Мне было невыносимо смотреть на него, поэтому я побыстрее покончила с едой, но, когда собралась выйти из-за стола, отец меня остановил.
— Великолепный приглашает тебя к себе. — Его тон был резок. — Завтра, ближе к вечеру, я должен отвезти тебя во дворец на виа Ларга.
XXII
Отец несколько раз твердо повторил, что я не должна говорить об этом со слугами, исключая Дзалумму. Даже наш возница ничего не должен был знать; отец сказал, что сам отвезет меня в экипаже для деловых поездок.

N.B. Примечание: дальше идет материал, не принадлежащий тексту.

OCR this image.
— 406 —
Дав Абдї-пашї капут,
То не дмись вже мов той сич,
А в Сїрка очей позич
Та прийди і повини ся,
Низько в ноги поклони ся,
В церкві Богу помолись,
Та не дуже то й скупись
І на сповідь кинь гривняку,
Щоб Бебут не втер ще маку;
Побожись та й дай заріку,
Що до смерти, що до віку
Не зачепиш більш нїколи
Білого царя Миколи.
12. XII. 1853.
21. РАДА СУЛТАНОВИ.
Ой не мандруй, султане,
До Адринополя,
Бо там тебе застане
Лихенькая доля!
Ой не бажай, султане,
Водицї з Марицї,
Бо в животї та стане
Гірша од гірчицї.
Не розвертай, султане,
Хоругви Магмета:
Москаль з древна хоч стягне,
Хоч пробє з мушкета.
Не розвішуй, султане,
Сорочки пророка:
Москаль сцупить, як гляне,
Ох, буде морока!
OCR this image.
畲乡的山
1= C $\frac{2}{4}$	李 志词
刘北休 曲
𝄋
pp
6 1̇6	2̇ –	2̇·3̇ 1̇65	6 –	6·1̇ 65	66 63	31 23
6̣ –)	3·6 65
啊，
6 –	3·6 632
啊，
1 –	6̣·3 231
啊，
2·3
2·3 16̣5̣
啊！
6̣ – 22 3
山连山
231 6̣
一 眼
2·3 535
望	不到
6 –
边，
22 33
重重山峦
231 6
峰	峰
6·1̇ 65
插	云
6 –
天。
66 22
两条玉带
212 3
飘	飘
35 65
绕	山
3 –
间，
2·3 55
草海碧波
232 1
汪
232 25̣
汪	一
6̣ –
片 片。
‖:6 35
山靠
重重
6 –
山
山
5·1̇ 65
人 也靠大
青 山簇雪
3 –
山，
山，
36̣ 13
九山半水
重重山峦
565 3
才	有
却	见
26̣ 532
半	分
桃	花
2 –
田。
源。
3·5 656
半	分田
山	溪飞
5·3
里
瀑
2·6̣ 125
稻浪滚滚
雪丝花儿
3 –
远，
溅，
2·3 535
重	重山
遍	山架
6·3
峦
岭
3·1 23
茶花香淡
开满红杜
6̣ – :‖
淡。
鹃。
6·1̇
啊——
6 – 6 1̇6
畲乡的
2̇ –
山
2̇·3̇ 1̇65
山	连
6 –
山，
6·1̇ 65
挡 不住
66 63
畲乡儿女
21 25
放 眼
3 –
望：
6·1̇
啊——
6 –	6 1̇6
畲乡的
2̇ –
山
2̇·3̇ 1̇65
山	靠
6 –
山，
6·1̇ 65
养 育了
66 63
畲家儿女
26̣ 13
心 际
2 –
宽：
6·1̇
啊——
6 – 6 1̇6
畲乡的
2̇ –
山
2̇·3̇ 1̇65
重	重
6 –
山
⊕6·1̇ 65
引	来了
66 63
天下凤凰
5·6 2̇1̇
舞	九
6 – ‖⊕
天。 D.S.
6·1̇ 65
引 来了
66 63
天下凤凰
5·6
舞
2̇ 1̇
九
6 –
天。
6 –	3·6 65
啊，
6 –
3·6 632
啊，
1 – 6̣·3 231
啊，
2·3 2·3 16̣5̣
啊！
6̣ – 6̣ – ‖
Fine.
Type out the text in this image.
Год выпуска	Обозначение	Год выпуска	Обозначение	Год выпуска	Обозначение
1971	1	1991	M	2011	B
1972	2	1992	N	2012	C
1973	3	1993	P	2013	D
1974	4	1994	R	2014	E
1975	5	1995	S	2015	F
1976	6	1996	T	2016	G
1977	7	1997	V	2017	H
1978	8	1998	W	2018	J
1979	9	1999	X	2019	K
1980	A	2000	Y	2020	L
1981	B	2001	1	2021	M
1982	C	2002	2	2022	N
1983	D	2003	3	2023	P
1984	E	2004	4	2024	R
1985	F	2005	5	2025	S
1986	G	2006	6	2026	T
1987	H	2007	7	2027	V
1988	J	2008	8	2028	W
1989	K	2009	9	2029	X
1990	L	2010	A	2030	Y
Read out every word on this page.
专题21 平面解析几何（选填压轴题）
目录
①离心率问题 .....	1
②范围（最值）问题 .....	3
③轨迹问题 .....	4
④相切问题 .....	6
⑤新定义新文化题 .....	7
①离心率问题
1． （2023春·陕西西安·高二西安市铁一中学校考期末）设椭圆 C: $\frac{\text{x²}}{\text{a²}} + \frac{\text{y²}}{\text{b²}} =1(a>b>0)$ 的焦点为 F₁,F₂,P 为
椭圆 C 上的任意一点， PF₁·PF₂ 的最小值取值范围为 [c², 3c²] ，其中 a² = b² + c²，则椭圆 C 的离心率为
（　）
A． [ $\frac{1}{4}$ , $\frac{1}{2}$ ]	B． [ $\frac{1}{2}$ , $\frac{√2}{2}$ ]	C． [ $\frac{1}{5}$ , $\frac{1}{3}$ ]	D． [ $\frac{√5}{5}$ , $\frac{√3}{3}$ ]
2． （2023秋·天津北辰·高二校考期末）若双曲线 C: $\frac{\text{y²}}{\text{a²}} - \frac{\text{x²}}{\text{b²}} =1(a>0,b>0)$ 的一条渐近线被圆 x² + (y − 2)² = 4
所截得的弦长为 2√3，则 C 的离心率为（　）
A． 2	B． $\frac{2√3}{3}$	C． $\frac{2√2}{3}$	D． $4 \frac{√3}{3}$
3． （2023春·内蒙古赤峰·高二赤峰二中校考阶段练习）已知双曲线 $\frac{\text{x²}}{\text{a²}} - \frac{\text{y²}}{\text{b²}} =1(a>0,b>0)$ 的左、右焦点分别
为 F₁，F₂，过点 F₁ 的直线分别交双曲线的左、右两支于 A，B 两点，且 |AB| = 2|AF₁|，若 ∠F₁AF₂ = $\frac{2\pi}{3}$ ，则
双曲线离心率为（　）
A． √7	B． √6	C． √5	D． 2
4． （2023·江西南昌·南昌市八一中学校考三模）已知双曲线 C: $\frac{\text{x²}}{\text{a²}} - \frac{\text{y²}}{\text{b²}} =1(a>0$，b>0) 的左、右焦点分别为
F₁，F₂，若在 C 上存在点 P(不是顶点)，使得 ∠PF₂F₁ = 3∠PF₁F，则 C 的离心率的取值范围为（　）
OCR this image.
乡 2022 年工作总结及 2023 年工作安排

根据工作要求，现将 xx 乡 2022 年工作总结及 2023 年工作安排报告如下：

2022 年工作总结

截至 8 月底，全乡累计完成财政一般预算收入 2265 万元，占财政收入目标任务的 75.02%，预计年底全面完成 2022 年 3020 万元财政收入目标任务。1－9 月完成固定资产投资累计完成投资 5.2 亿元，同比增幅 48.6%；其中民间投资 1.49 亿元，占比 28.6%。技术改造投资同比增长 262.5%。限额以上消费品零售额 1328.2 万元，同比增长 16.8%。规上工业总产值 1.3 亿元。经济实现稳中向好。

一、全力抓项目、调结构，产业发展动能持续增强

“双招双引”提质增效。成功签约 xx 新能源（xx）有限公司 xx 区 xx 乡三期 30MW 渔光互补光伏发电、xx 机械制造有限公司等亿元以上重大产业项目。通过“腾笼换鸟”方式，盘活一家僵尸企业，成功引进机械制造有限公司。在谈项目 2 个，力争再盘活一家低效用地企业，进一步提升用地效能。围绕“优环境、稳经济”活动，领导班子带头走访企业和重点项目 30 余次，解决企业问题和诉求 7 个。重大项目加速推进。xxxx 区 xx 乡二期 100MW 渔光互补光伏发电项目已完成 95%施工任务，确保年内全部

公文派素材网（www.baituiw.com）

На следующий день я умирала от волнения. Мне предстояло выйти в свет на всеобщее обозрение, во дворце будут отмечать мои достоинства и недостатки и определять мое будущее. Лоренцо и, как я предполагала, целая толпа тщательно отобранных высокородных дам, станут меня рассматривать со всех сторон и критиковать. Окончательно меня сразило известие, что Дзалумма останется дома и не будет меня сопровождать.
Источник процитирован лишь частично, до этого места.